Our third and final stop on the egg tour was good old Wegmans. Unlike your typical grocery store, Weg’s does an excellent Sunday breakfast at the Market Café until noon. If you can get out of bed that early, it’s well worth the schlep. The downside is, in order to get your custom-made eggs, you have to wait in an often-lengthy line. But once you reach the egg station, you’ll have an array of the freshest ingredients to choose from, including artichokes, roasted red peppers, bacon and ham. Sides of fruit and homemade toast (with exotic flavors like Oatmeal Molasses) are included to make for a satisfying meal ($6.95). Plus, you’ll never find friendlier service than you do at Wegmans.
So, it seems I successfully disproved TNG’s theory that Ithaca lacks quality omelets.
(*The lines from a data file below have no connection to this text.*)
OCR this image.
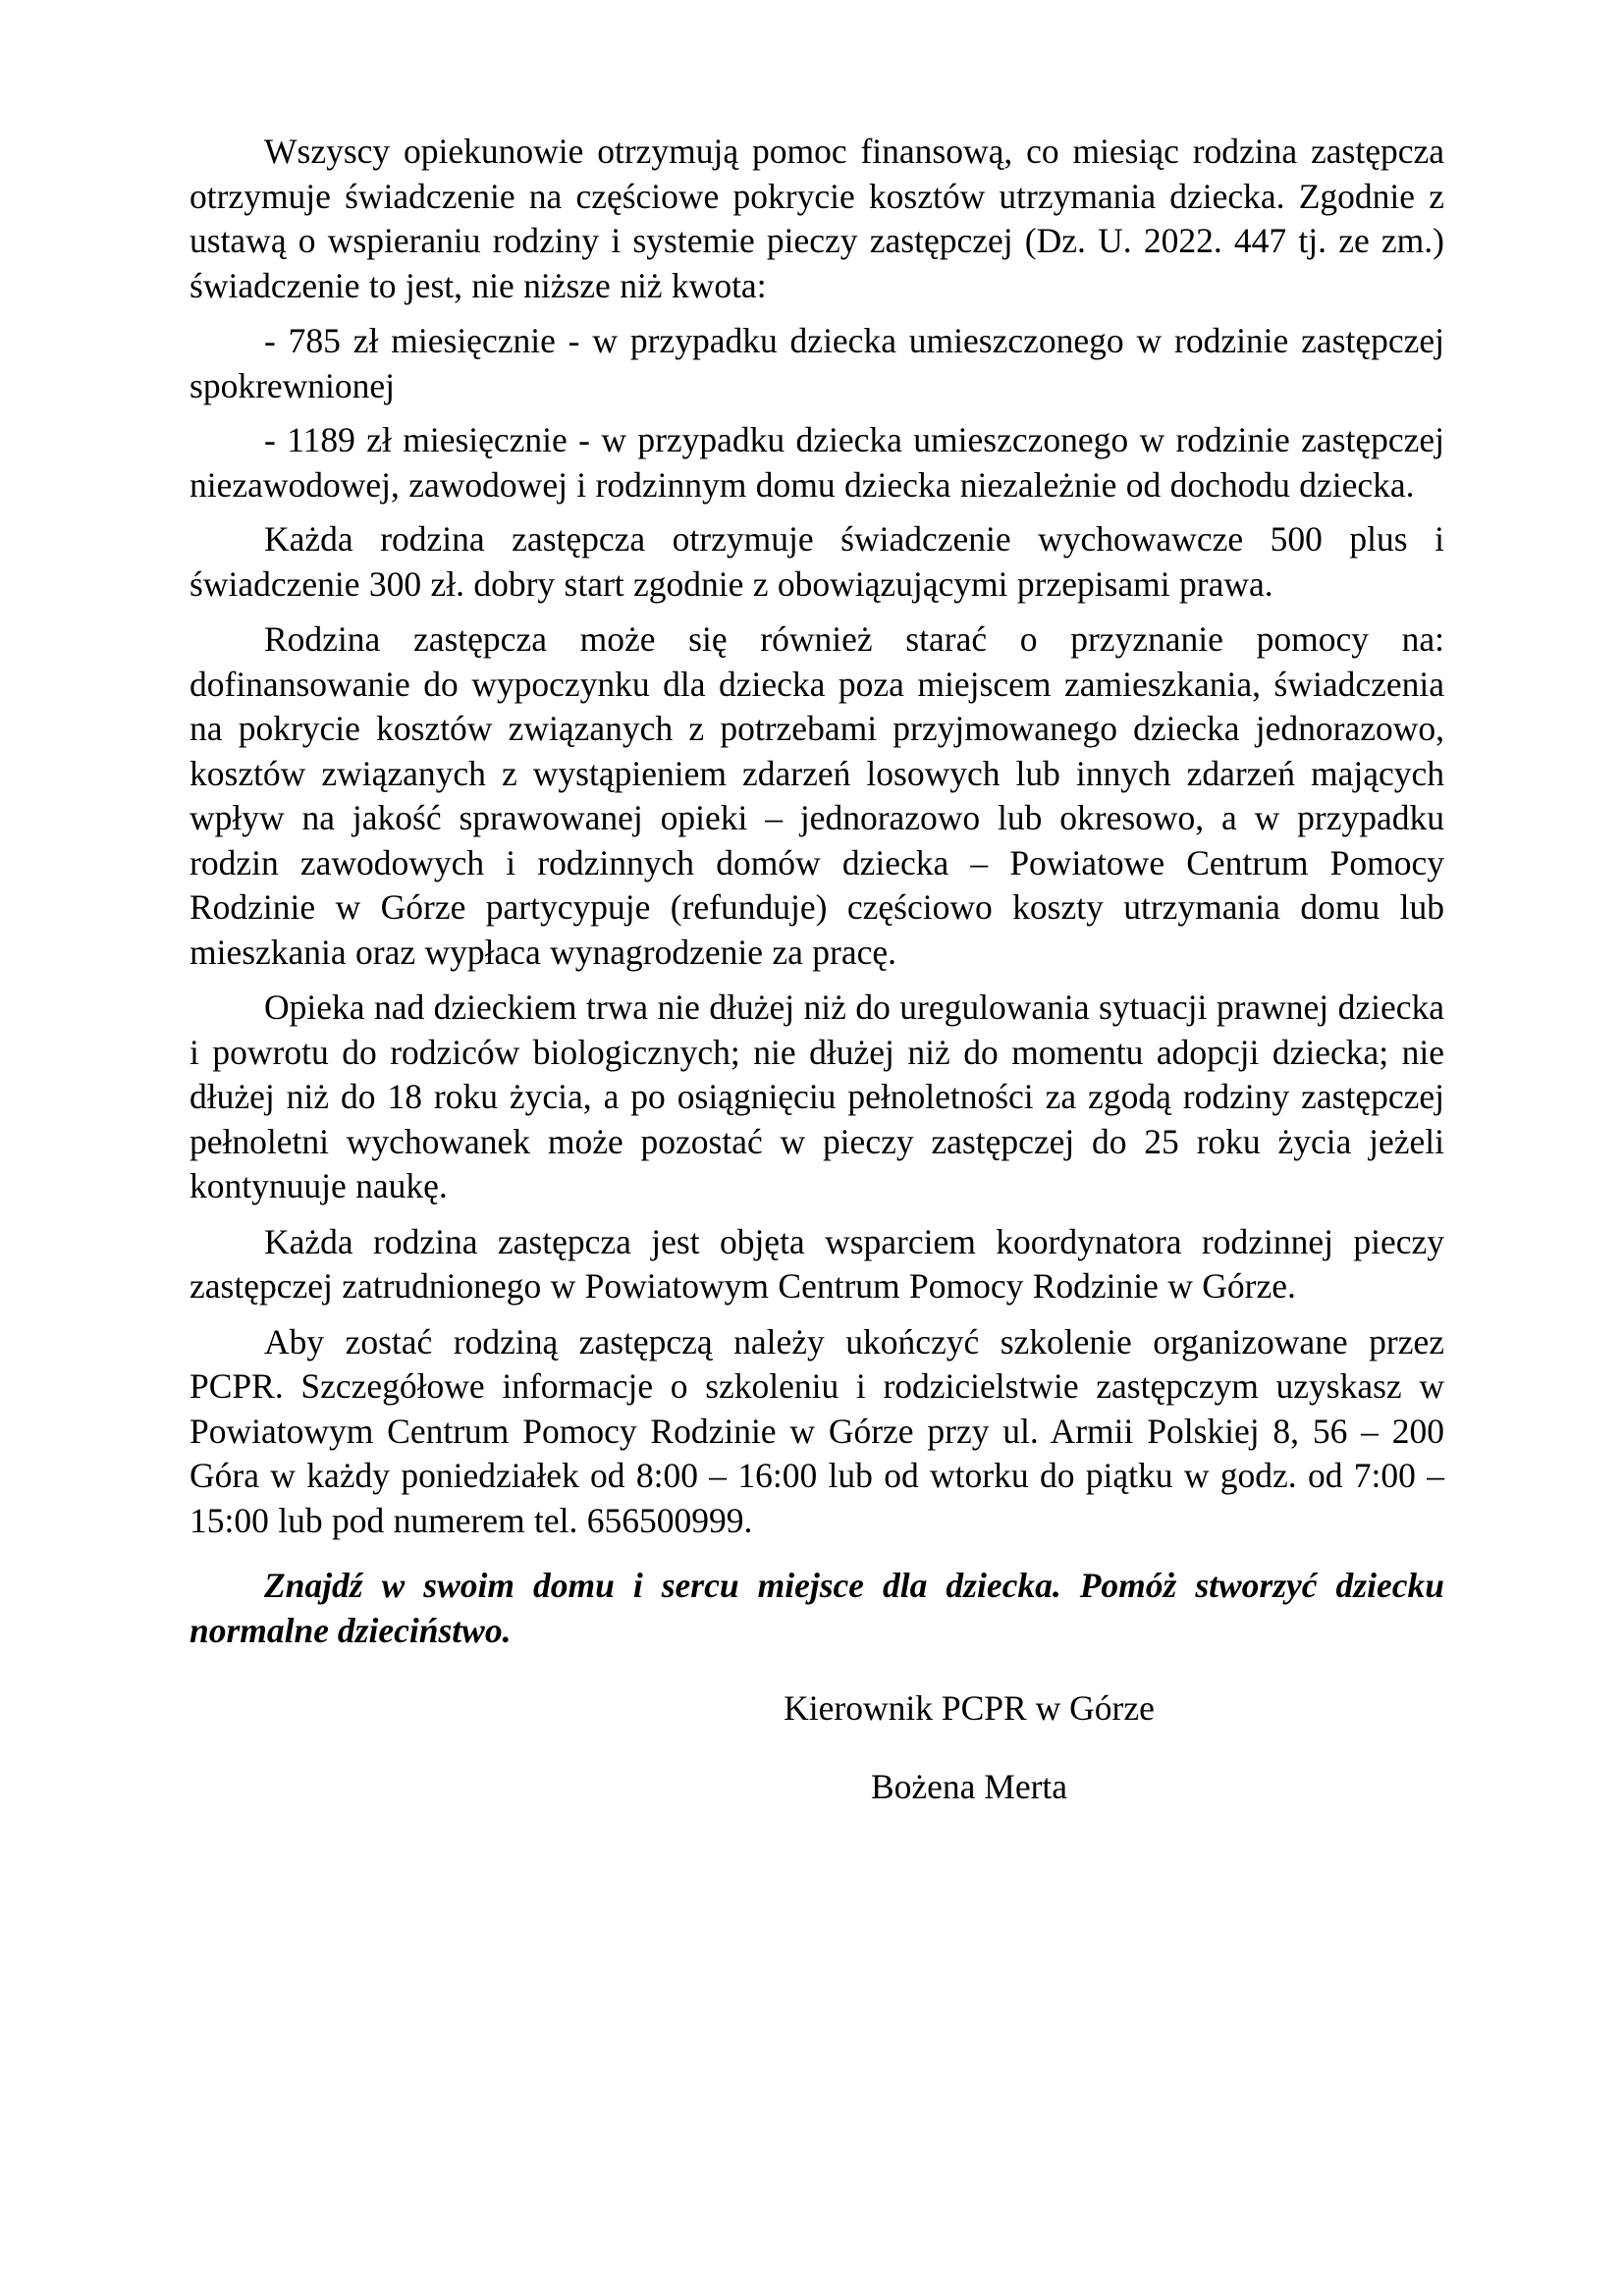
Wszyscy opiekunowie otrzymują pomoc finansową, co miesiąc rodzina zastępcza otrzymuje świadczenie na częściowe pokrycie kosztów utrzymania dziecka. Zgodnie z ustawą o wspieraniu rodziny i systemie pieczy zastępczej (Dz. U. 2022. 447 tj. ze zm.) świadczenie to jest, nie niższe niż kwota:

- 785 zł miesięcznie - w przypadku dziecka umieszczonego w rodzinie zastępczej spokrewnionej

- 1189 zł miesięcznie - w przypadku dziecka umieszczonego w rodzinie zastępczej niezawodowej, zawodowej i rodzinnym domu dziecka niezależnie od dochodu dziecka.

Każda rodzina zastępcza otrzymuje świadczenie wychowawcze 500 plus i świadczenie 300 zł. dobry start zgodnie z obowiązującymi przepisami prawa.

Rodzina zastępcza może się również starać o przyznanie pomocy na: dofinansowanie do wypoczynku dla dziecka poza miejscem zamieszkania, świadczenia na pokrycie kosztów związanych z potrzebami przyjmowanego dziecka jednorazowo, kosztów związanych z wystąpieniem zdarzeń losowych lub innych zdarzeń mających wpływ na jakość sprawowanej opieki – jednorazowo lub okresowo, a w przypadku rodzin zawodowych i rodzinnych domów dziecka – Powiatowe Centrum Pomocy Rodzinie w Górze partycypuje (refunduje) częściowo koszty utrzymania domu lub mieszkania oraz wypłaca wynagrodzenie za pracę.

Opieka nad dzieckiem trwa nie dłużej niż do uregulowania sytuacji prawnej dziecka i powrotu do rodziców biologicznych; nie dłużej niż do momentu adopcji dziecka; nie dłużej niż do 18 roku życia, a po osiągnięciu pełnoletności za zgodą rodziny zastępczej pełnoletni wychowanek może pozostać w pieczy zastępczej do 25 roku życia jeżeli kontynuuje naukę.

Każda rodzina zastępcza jest objęta wsparciem koordynatora rodzinnej pieczy zastępczej zatrudnionego w Powiatowym Centrum Pomocy Rodzinie w Górze.

Aby zostać rodziną zastępczą należy ukończyć szkolenie organizowane przez PCPR. Szczegółowe informacje o szkoleniu i rodzicielstwie zastępczym uzyskasz w Powiatowym Centrum Pomocy Rodzinie w Górze przy ul. Armii Polskiej 8, 56 – 200 Góra w każdy poniedziałek od 8:00 – 16:00 lub od wtorku do piątku w godz. od 7:00 – 15:00 lub pod numerem tel. 656500999.

Znajdź w swoim domu i sercu miejsce dla dziecka. Pomóż stworzyć dziecku normalne dzieciństwo.

Kierownik PCPR w Górze

Bożena Merta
But he wasn’t as successful in changing my assumption about Nice Guys. I tend to think that if the only adjective I can use to describe a man is “nice,” then in reality, he is just bland. TNG proved me wrong for a while. We had an entertaining four-hour car ride home and a stellar first date. Actually, I found his mild demeanor and lack of sarcasm to be a refreshing change from the crude New York boys I’m used to. Our conversations were authentic and honest — something that I initially appreciated.
But, admittedly, I was yawning by our second stop on the egg tour. At some point, “nice” just wasn’t doing it for me any more and I was ready for TNG to mock something. Mock me. Anything.
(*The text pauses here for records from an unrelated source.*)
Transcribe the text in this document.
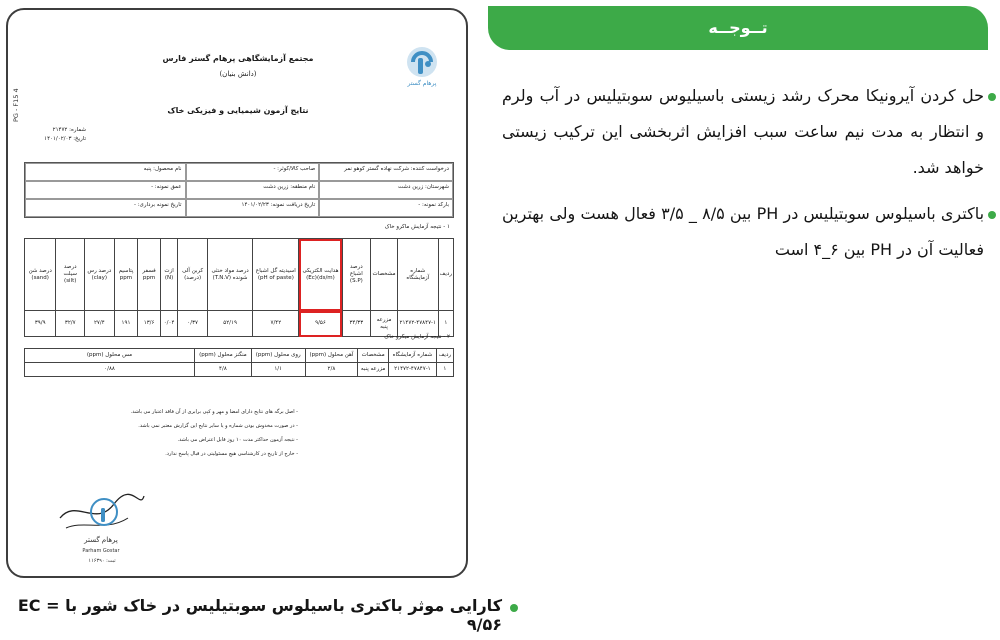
پرهام گستر
مجتمع آزمایشگاهی پرهام گستر فارس
(دانش بنیان)
نتایج آزمون شیمیایی و فیزیکی خاک
PG - F15 4
شماره: ۲۱۴۷۲
تاریخ: ۱۴۰۱/۰۲/۰۳
درخواست کننده: شرکت نهاده گستر کوهو نمر
صاحب کالا/کوثر: -
نام محصول: پنبه
شهرستان: زرین دشت
نام منطقه: زرین دشت
عمق نمونه: -
بارکد نمونه: -
تاریخ دریافت نمونه: ۱۴۰۱/۰۲/۲۳
تاریخ نمونه برداری: -
۱ - نتیجه آزمایش ماکرو خاک
ردیف	شماره آزمایشگاه	مشخصات	درصد اشباع (S.P)	هدایت الکتریکی (ds/m)(Ec)	اسیدیته گل اشباع (pH of paste)	درصد مواد خنثی شونده (T.N.V)	کربن آلی (درصد)	ازت (N)	فسفر ppm	پتاسیم ppm	درصد رس (clay)	درصد سیلت (silt)	درصد شن (sand)
۱	۲۱۴۷۲-۴۷۸۴۷-۱	مزرعه پنبه	۳۴/۳۳	۹/۵۶	۷/۴۲	۵۲/۱۹	۰/۳۷	۰/۰۴	۱۳/۶	۱۹۱	۲۷/۴	۳۲/۷	۳۹/۹
۲ - نتیجه آزمایش میکرو خاک
ردیف	شماره آزمایشگاه	مشخصات	آهن محلول (ppm)	روی محلول (ppm)	منگنز محلول (ppm)	مس محلول (ppm)
۱	۲۱۴۷۲-۴۷۸۴۷-۱	مزرعه پنبه	۲/۸	۱/۱	۴/۸	۰/۸۸
- اصل برگه های نتایج دارای امضا و مهر و کپی برابری از آن فاقد اعتبار می باشد.
- در صورت مخدوش بودن شماره و یا سایر نتایج این گزارش معتبر نمی باشد.
- نتیجه آزمون حداکثر مدت ۱۰ روز قابل اعتراض می باشد.
- خارج از تاریخ در کارشناسی هیچ مسئولیتی در قبال پاسخ ندارد.
پرهام گستر
Parham Gostar
ثبت: ۱۱۶۳۹۰
تــوجــه
حل کردن آیرونیکا محرک رشد زیستی باسیلیوس سوبتیلیس در آب ولرم و انتظار به مدت نیم ساعت سبب افزایش اثربخشی این ترکیب زیستی خواهد شد.
باکتری باسیلوس سوبتیلیس در PH بین ۸/۵ _ ۳/۵ فعال هست ولی بهترین فعالیت آن در PH بین ۶_۴ است
کارایی موثر باکتری باسیلوس سوبتیلیس در خاک شور با EC = ۹/۵۶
Although I would jump at the opportunity to spend another day with TNG platonically, I’m not so sure about romance. A great guy to bring home to Mom and Dad … but not the best to bring back to my house in Collegetown.

Hello - DeWitt?!
The DeWitt Cafe is THE best breakfast in Ithaca, hands down - eggs and all.
new food column
wow
thats all i can say
ms. kurzweil is the best food columnist i have ever come across. i was sorry to hear about the 40 year old predator, but at least she got to go to just a taste
keep it up
Jon Rich
Way to tread on everyone's
Way to tread on everyone's turf again. If you want to be a food columnist, get in line behind the other three that already write for the Sun. Or, if you want to be a dating columnist, just make your entire column on that.
Are these guys even aware that you're actually on a date with them? It sounds like this latest guy was just going with you as a friend. Also, who eats and reviews three omelettes in the course of two hours? The average person would be sick of them by the last stop.